Там, в этом таинственном времени, развязался, кажется, еще один узелок, и вместе с дождями на землю возвращался холод. Начинались хмурые последние дни, когда бабушка топила печку и не выпускала нас даже на терраску, где, облачившись в пару толстенных свитеров, читал книгу дед, за спиною которого во все окно колыхался журчащий занавес льющейся с крыши воды. Когда дождь на время прекращался, нас выпускали на улицу, где пахло березовой сыростью, и мы бежали на дорогу мерить лужи. Асфальта на нашей улице тогда не было, луж было много, мы знали их все наперечет, и не только лужи, но и отдельные их места, которые нельзя перейти, не залив сапог. Теперь я забыл, в чем заключалась радость и цель этого хождения по водам, но ничто, решительно ничто не могло отвадить нас от него, а главное измерение луж нельзя было считать законченным, да и попросту состоявшимся, пока каждый из нас не заливал сапоги. Потому что в этом и заключался смысл и восторг всего этого дела...

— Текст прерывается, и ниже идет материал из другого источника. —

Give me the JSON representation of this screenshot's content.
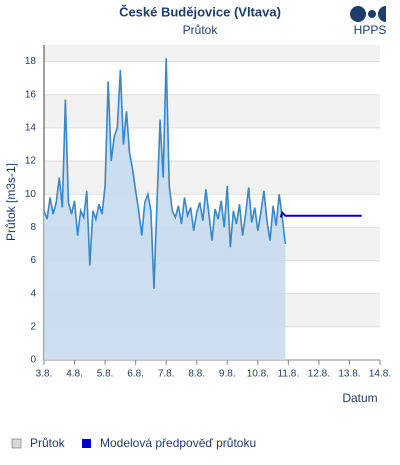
{
  "chart_data": {
    "type": "line",
    "title": "České Budějovice (Vltava)",
    "subtitle": "Průtok",
    "logo": "HPPS",
    "y_label": "Průtok [m3s-1]",
    "x_label": "Datum",
    "xlim": [
      0,
      11
    ],
    "xticks": [
      {
        "value": 0,
        "label": "3.8."
      },
      {
        "value": 1,
        "label": "4.8."
      },
      {
        "value": 2,
        "label": "5.8."
      },
      {
        "value": 3,
        "label": "6.8."
      },
      {
        "value": 4,
        "label": "7.8."
      },
      {
        "value": 5,
        "label": "8.8."
      },
      {
        "value": 6,
        "label": "9.8."
      },
      {
        "value": 7,
        "label": "10.8."
      },
      {
        "value": 8,
        "label": "11.8."
      },
      {
        "value": 9,
        "label": "12.8."
      },
      {
        "value": 10,
        "label": "13.8."
      },
      {
        "value": 11,
        "label": "14.8."
      }
    ],
    "ylim": [
      0,
      19
    ],
    "yticks": [
      0,
      2,
      4,
      6,
      8,
      10,
      12,
      14,
      16,
      18
    ],
    "grid": true,
    "series": [
      {
        "name": "Průtok",
        "color": "#3a87c8",
        "fill": "#c6dcf0",
        "legend_color": "#d9d9d9",
        "x": [
          0,
          0.1,
          0.2,
          0.3,
          0.4,
          0.5,
          0.6,
          0.7,
          0.8,
          0.9,
          1,
          1.1,
          1.2,
          1.3,
          1.4,
          1.5,
          1.6,
          1.7,
          1.8,
          1.9,
          2,
          2.1,
          2.2,
          2.3,
          2.4,
          2.5,
          2.6,
          2.7,
          2.8,
          2.9,
          3,
          3.1,
          3.2,
          3.3,
          3.4,
          3.5,
          3.6,
          3.7,
          3.8,
          3.9,
          4,
          4.1,
          4.2,
          4.3,
          4.4,
          4.5,
          4.6,
          4.7,
          4.8,
          4.9,
          5,
          5.1,
          5.2,
          5.3,
          5.4,
          5.5,
          5.6,
          5.7,
          5.8,
          5.9,
          6,
          6.1,
          6.2,
          6.3,
          6.4,
          6.5,
          6.6,
          6.7,
          6.8,
          6.9,
          7,
          7.1,
          7.2,
          7.3,
          7.4,
          7.5,
          7.6,
          7.7,
          7.8,
          7.9
        ],
        "values": [
          9.0,
          8.5,
          9.8,
          8.8,
          9.5,
          11.0,
          9.2,
          15.7,
          9.5,
          8.8,
          9.6,
          7.5,
          9.0,
          8.6,
          10.2,
          5.7,
          9.0,
          8.5,
          9.4,
          8.8,
          10.5,
          16.8,
          12.0,
          13.5,
          14.0,
          17.5,
          13.0,
          15.0,
          12.5,
          11.5,
          10.2,
          9.0,
          7.5,
          9.5,
          10.0,
          9.0,
          4.3,
          9.5,
          14.5,
          11.0,
          18.2,
          10.5,
          9.0,
          8.6,
          9.3,
          8.2,
          9.8,
          8.7,
          9.2,
          7.8,
          8.9,
          9.5,
          8.4,
          10.3,
          8.8,
          7.2,
          9.1,
          8.5,
          9.6,
          8.0,
          10.5,
          6.8,
          9.0,
          8.2,
          9.4,
          7.5,
          8.8,
          10.4,
          8.3,
          9.2,
          7.8,
          8.9,
          10.2,
          8.4,
          7.2,
          9.3,
          8.1,
          10.0,
          8.6,
          7.0
        ]
      },
      {
        "name": "Modelová předpověď průtoku",
        "color": "#0000cc",
        "x": [
          7.75,
          7.8,
          7.9,
          8.0,
          10.4
        ],
        "values": [
          8.6,
          8.9,
          8.7,
          8.7,
          8.7
        ]
      }
    ]
  }
}
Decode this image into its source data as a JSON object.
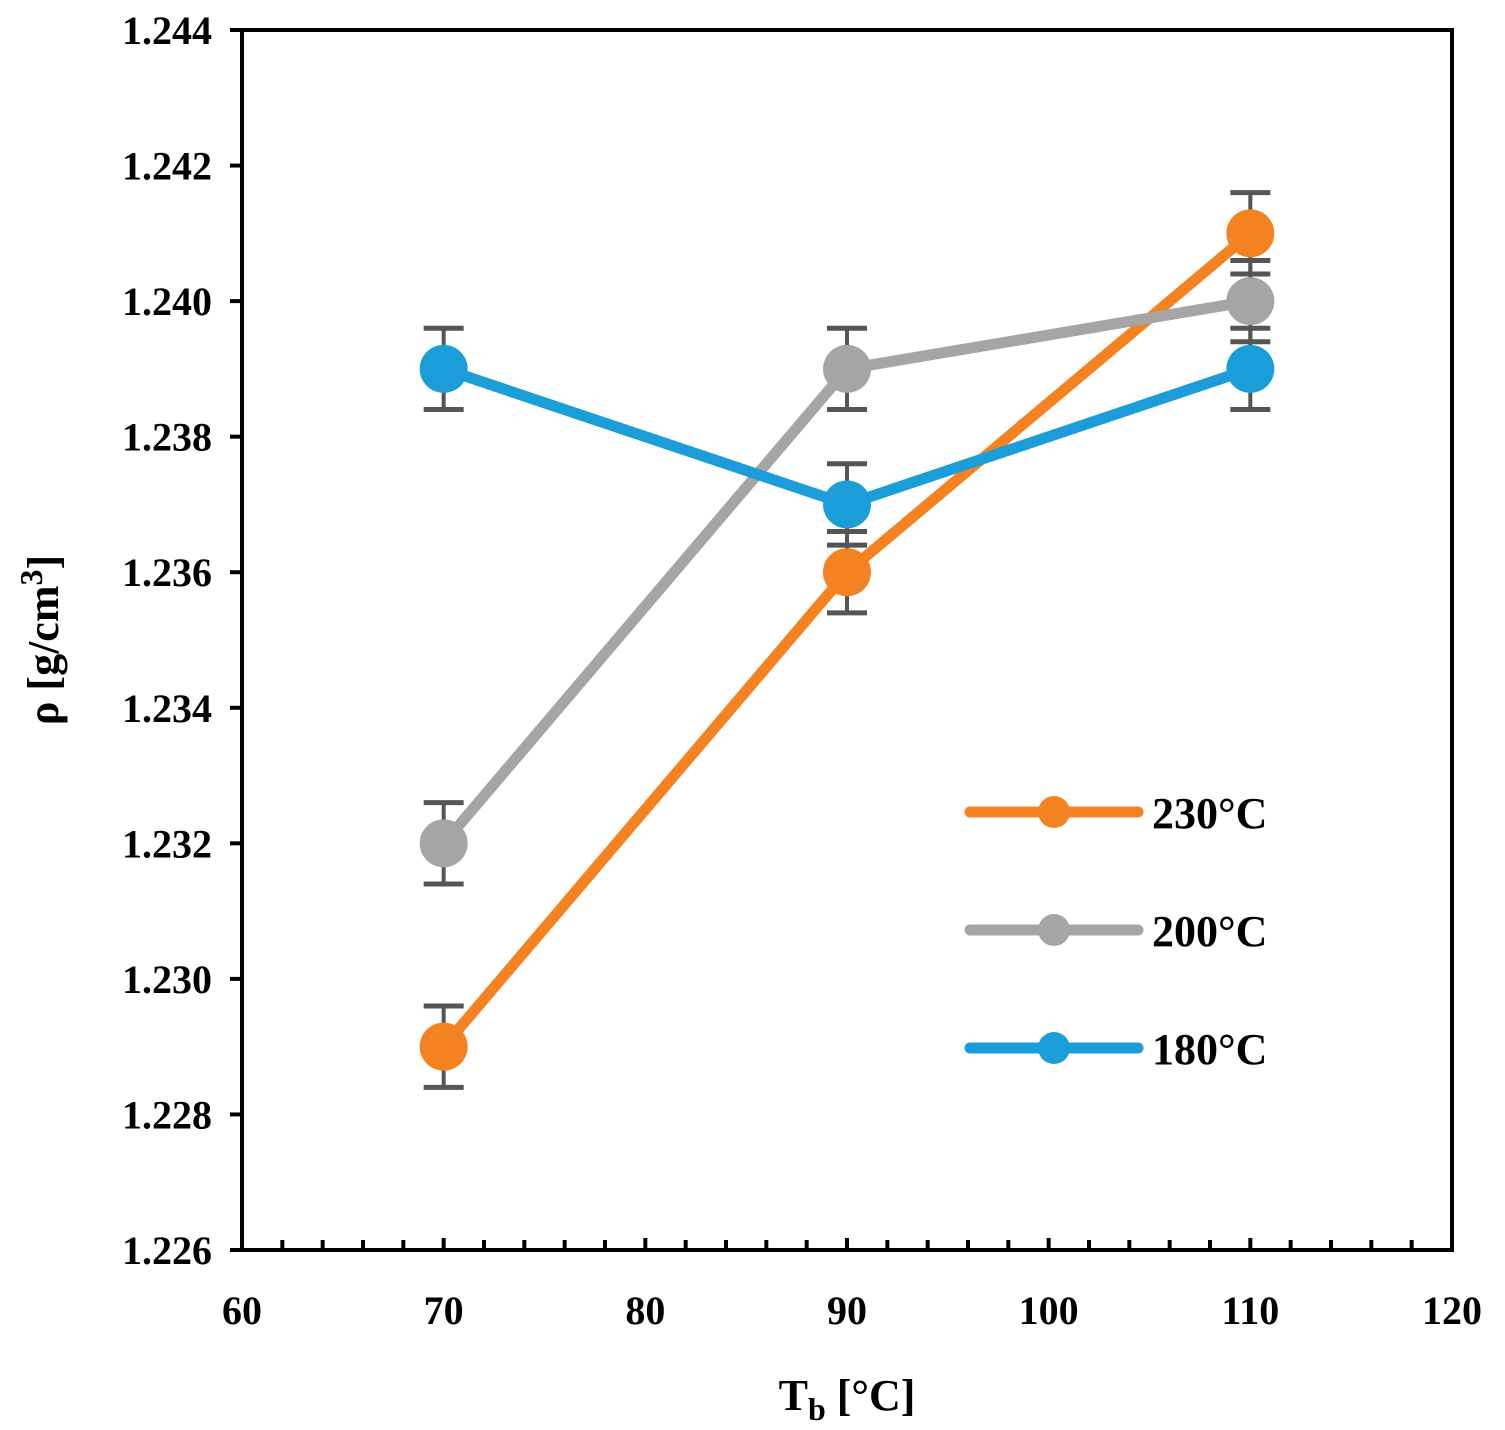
{
  "chart_data": {
    "type": "line",
    "xlabel": {
      "main": "T",
      "sub": "b",
      "rest": " [°C]"
    },
    "ylabel": {
      "main": "ρ [g/cm",
      "sup": "3",
      "rest": "]"
    },
    "xlim": [
      60,
      120
    ],
    "ylim": [
      1.226,
      1.244
    ],
    "x_ticks": [
      "60",
      "70",
      "80",
      "90",
      "100",
      "110",
      "120"
    ],
    "y_ticks": [
      "1.226",
      "1.228",
      "1.230",
      "1.232",
      "1.234",
      "1.236",
      "1.238",
      "1.240",
      "1.242",
      "1.244"
    ],
    "grid": false,
    "legend_position": "center-right",
    "x": [
      70,
      90,
      110
    ],
    "series": [
      {
        "name": "230°C",
        "color": "#F58220",
        "values": [
          1.229,
          1.236,
          1.241
        ],
        "error": [
          0.0006,
          0.0006,
          0.0006
        ]
      },
      {
        "name": "200°C",
        "color": "#A5A5A5",
        "values": [
          1.232,
          1.239,
          1.24
        ],
        "error": [
          0.0006,
          0.0006,
          0.0006
        ]
      },
      {
        "name": "180°C",
        "color": "#1B9DD9",
        "values": [
          1.239,
          1.237,
          1.239
        ],
        "error": [
          0.0006,
          0.0006,
          0.0006
        ]
      }
    ]
  }
}
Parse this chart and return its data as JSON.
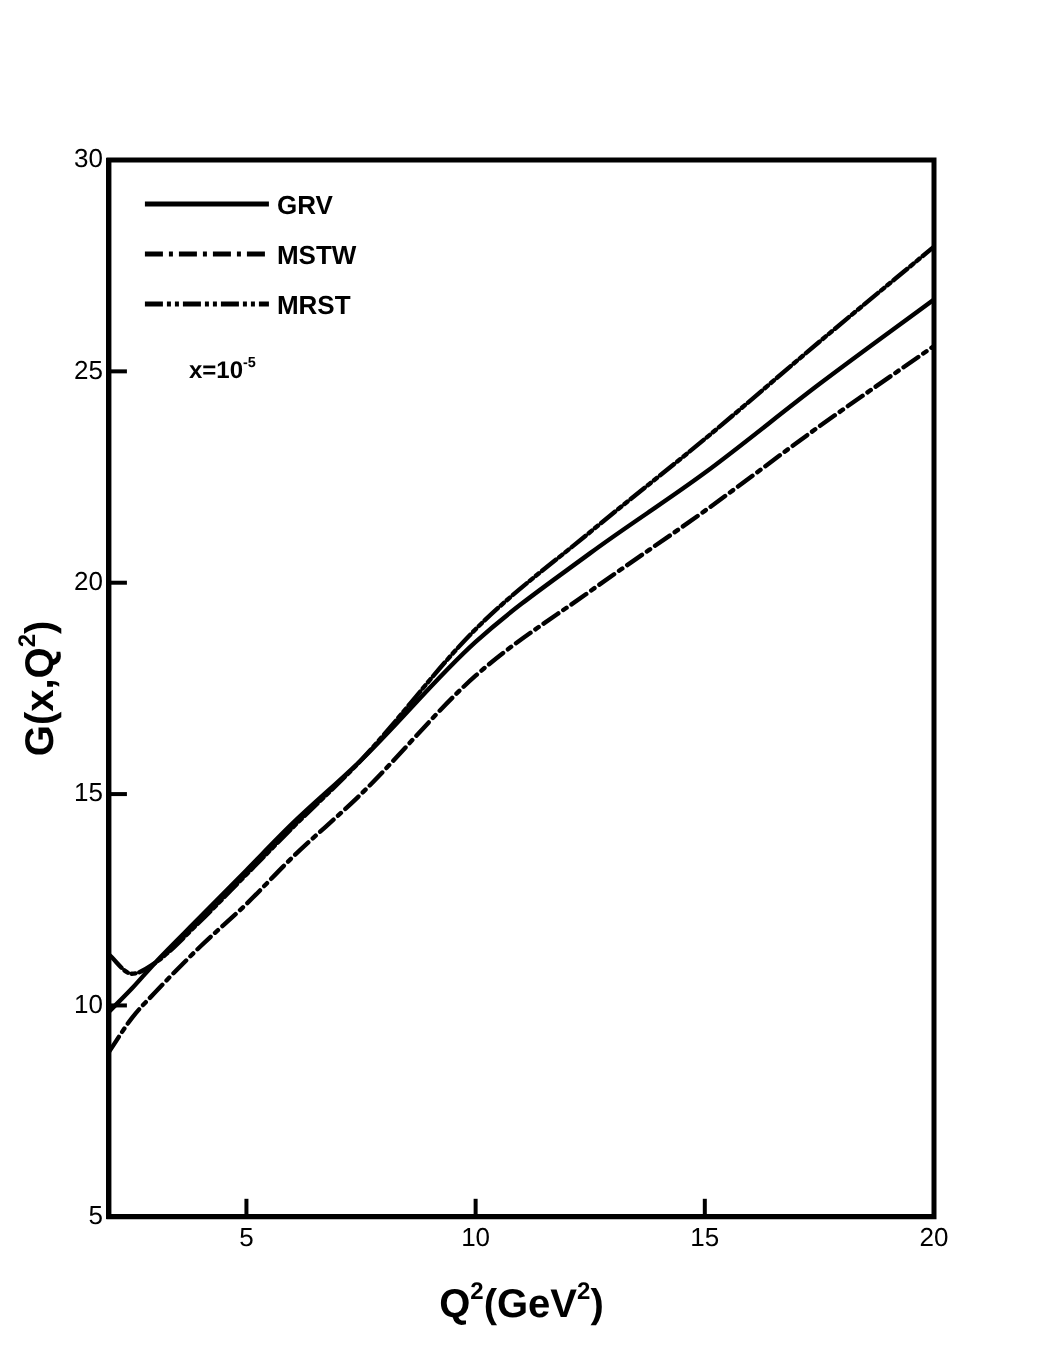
{
  "chart_data": {
    "type": "line",
    "xlabel": "Q$^{2}$(GeV$^{2}$)",
    "ylabel": "G(x,Q$^{2}$)",
    "annotations": [
      "x=10$^{-5}$"
    ],
    "xlim": [
      2,
      20
    ],
    "xticks": [
      5,
      10,
      15,
      20
    ],
    "ylim": [
      5,
      30
    ],
    "yticks": [
      5,
      10,
      15,
      20,
      25,
      30
    ],
    "grid": false,
    "legend": "top left",
    "marker": "none",
    "x": [
      2,
      2.5,
      3,
      4,
      5,
      6,
      7.5,
      10,
      12.5,
      15,
      17.5,
      20
    ],
    "series": [
      {
        "name": "GRV",
        "color": "#000000",
        "line_style": "solid",
        "values": [
          9.85,
          10.4,
          11.0,
          12.1,
          13.2,
          14.3,
          15.8,
          18.6,
          20.7,
          22.6,
          24.7,
          26.7
        ]
      },
      {
        "name": "MSTW",
        "color": "#000000",
        "line_style": "dashed",
        "values": [
          8.9,
          9.7,
          10.3,
          11.4,
          12.4,
          13.5,
          15.0,
          17.8,
          19.8,
          21.7,
          23.7,
          25.6
        ]
      },
      {
        "name": "MRST",
        "color": "#000000",
        "line_style": "dotted",
        "values": [
          11.2,
          10.75,
          11.0,
          12.0,
          13.1,
          14.2,
          15.8,
          18.9,
          21.2,
          23.4,
          25.7,
          27.95
        ]
      }
    ]
  }
}
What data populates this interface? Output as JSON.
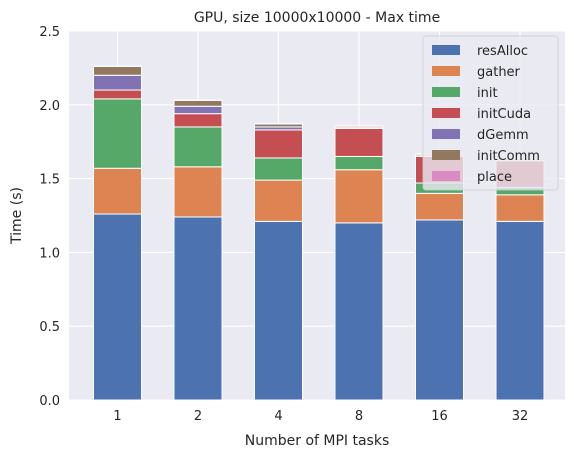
{
  "chart_data": {
    "type": "bar",
    "stacked": true,
    "title": "GPU, size 10000x10000 - Max time",
    "xlabel": "Number of MPI tasks",
    "ylabel": "Time (s)",
    "ylim": [
      0,
      2.5
    ],
    "yticks": [
      "0.0",
      "0.5",
      "1.0",
      "1.5",
      "2.0",
      "2.5"
    ],
    "grid": true,
    "legend_position": "top-right",
    "categories": [
      "1",
      "2",
      "4",
      "8",
      "16",
      "32"
    ],
    "series": [
      {
        "name": "resAlloc",
        "color": "#4c72b0",
        "values": [
          1.26,
          1.24,
          1.21,
          1.2,
          1.22,
          1.21
        ]
      },
      {
        "name": "gather",
        "color": "#dd8452",
        "values": [
          0.31,
          0.34,
          0.28,
          0.36,
          0.18,
          0.18
        ]
      },
      {
        "name": "init",
        "color": "#55a868",
        "values": [
          0.47,
          0.27,
          0.15,
          0.09,
          0.07,
          0.05
        ]
      },
      {
        "name": "initCuda",
        "color": "#c44e52",
        "values": [
          0.06,
          0.09,
          0.19,
          0.19,
          0.18,
          0.18
        ]
      },
      {
        "name": "dGemm",
        "color": "#8172b3",
        "values": [
          0.1,
          0.05,
          0.02,
          0.005,
          0.005,
          0.005
        ]
      },
      {
        "name": "initComm",
        "color": "#937860",
        "values": [
          0.06,
          0.04,
          0.02,
          0.01,
          0.01,
          0.01
        ]
      },
      {
        "name": "place",
        "color": "#da8bc3",
        "values": [
          0.002,
          0.002,
          0.002,
          0.002,
          0.002,
          0.002
        ]
      }
    ]
  }
}
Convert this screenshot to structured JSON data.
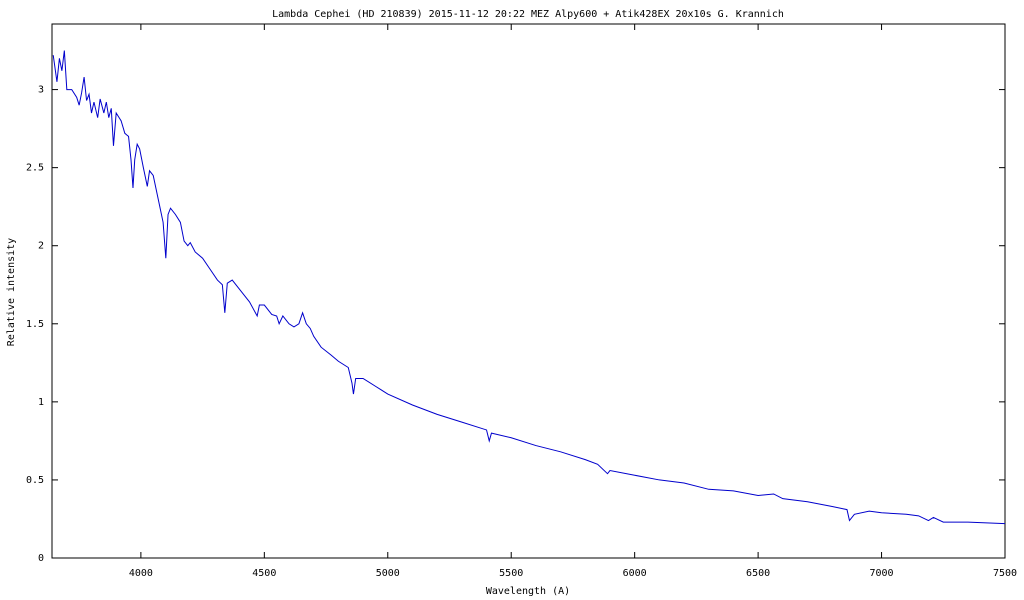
{
  "chart_data": {
    "type": "line",
    "title": "Lambda Cephei  (HD 210839)   2015-11-12 20:22 MEZ  Alpy600 + Atik428EX  20x10s   G. Krannich",
    "x_label": "Wavelength (A)",
    "y_label": "Relative intensity",
    "xlim": [
      3640,
      7500
    ],
    "ylim": [
      0,
      3.42
    ],
    "xticks": [
      4000,
      4500,
      5000,
      5500,
      6000,
      6500,
      7000,
      7500
    ],
    "yticks": [
      0,
      0.5,
      1,
      1.5,
      2,
      2.5,
      3
    ],
    "grid": false,
    "series": [
      {
        "color": "#0000cc",
        "x": [
          3645,
          3660,
          3670,
          3680,
          3690,
          3700,
          3720,
          3740,
          3750,
          3760,
          3770,
          3780,
          3790,
          3800,
          3810,
          3825,
          3835,
          3850,
          3860,
          3870,
          3880,
          3889,
          3900,
          3920,
          3935,
          3950,
          3960,
          3968,
          3975,
          3985,
          3995,
          4010,
          4026,
          4035,
          4050,
          4070,
          4090,
          4101,
          4110,
          4120,
          4140,
          4160,
          4175,
          4190,
          4200,
          4220,
          4250,
          4280,
          4310,
          4330,
          4340,
          4350,
          4370,
          4400,
          4420,
          4440,
          4471,
          4480,
          4500,
          4530,
          4550,
          4560,
          4575,
          4600,
          4620,
          4640,
          4655,
          4670,
          4686,
          4700,
          4730,
          4770,
          4800,
          4840,
          4855,
          4861,
          4870,
          4900,
          4950,
          5000,
          5100,
          5200,
          5300,
          5400,
          5411,
          5420,
          5500,
          5600,
          5700,
          5800,
          5850,
          5890,
          5900,
          6000,
          6100,
          6200,
          6300,
          6400,
          6500,
          6563,
          6600,
          6700,
          6800,
          6860,
          6870,
          6890,
          6950,
          7000,
          7100,
          7150,
          7190,
          7210,
          7250,
          7350,
          7500
        ],
        "values": [
          3.22,
          3.05,
          3.2,
          3.12,
          3.25,
          3.0,
          3.0,
          2.95,
          2.9,
          2.98,
          3.08,
          2.93,
          2.97,
          2.85,
          2.92,
          2.82,
          2.94,
          2.85,
          2.92,
          2.82,
          2.88,
          2.64,
          2.85,
          2.8,
          2.72,
          2.7,
          2.55,
          2.37,
          2.55,
          2.65,
          2.62,
          2.5,
          2.38,
          2.48,
          2.45,
          2.3,
          2.15,
          1.92,
          2.2,
          2.24,
          2.2,
          2.15,
          2.03,
          2.0,
          2.02,
          1.96,
          1.92,
          1.85,
          1.78,
          1.75,
          1.57,
          1.76,
          1.78,
          1.72,
          1.68,
          1.64,
          1.55,
          1.62,
          1.62,
          1.56,
          1.55,
          1.5,
          1.55,
          1.5,
          1.48,
          1.5,
          1.57,
          1.5,
          1.47,
          1.42,
          1.35,
          1.3,
          1.26,
          1.22,
          1.12,
          1.05,
          1.15,
          1.15,
          1.1,
          1.05,
          0.98,
          0.92,
          0.87,
          0.82,
          0.75,
          0.8,
          0.77,
          0.72,
          0.68,
          0.63,
          0.6,
          0.54,
          0.56,
          0.53,
          0.5,
          0.48,
          0.44,
          0.43,
          0.4,
          0.41,
          0.38,
          0.36,
          0.33,
          0.31,
          0.24,
          0.28,
          0.3,
          0.29,
          0.28,
          0.27,
          0.24,
          0.26,
          0.23,
          0.23,
          0.22
        ]
      }
    ]
  }
}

Случалось, дожди обходили лето стороной, пару раз пушечно громыхнув грозами, и оно потихоньку выстывало длинными темными августовскими ночами. Однажды, пытаясь узнать, когда заснет кузнечик, под стрекот которого я каждый день засыпал, я сел у окна и долго смотрел в ночь, на темные огромные сосны и на луну, и так с изумлением для себя узнал, что за движением луны можно уследить - она движется быстро, крадясь от дерева к дереву, через некоторое время она соскальзывает с небосклона и уходит за горизонт - но песня кузнечика не кончается никогда.
- Танк, - осмеливаюсь произнести я. - Танк...
Я пробую слово так и этак, на звук и на вес, еще не подозревая, на что оно сгодится, но уже чувствуя в предельной тяжести одного слога необыкновенную мощь. Танк. Пустой, гулкий. Где-то там, в лесу, под луной... У меня мурашки пошли по всей коже, когда я наконец понял, чтбо там, в лесу.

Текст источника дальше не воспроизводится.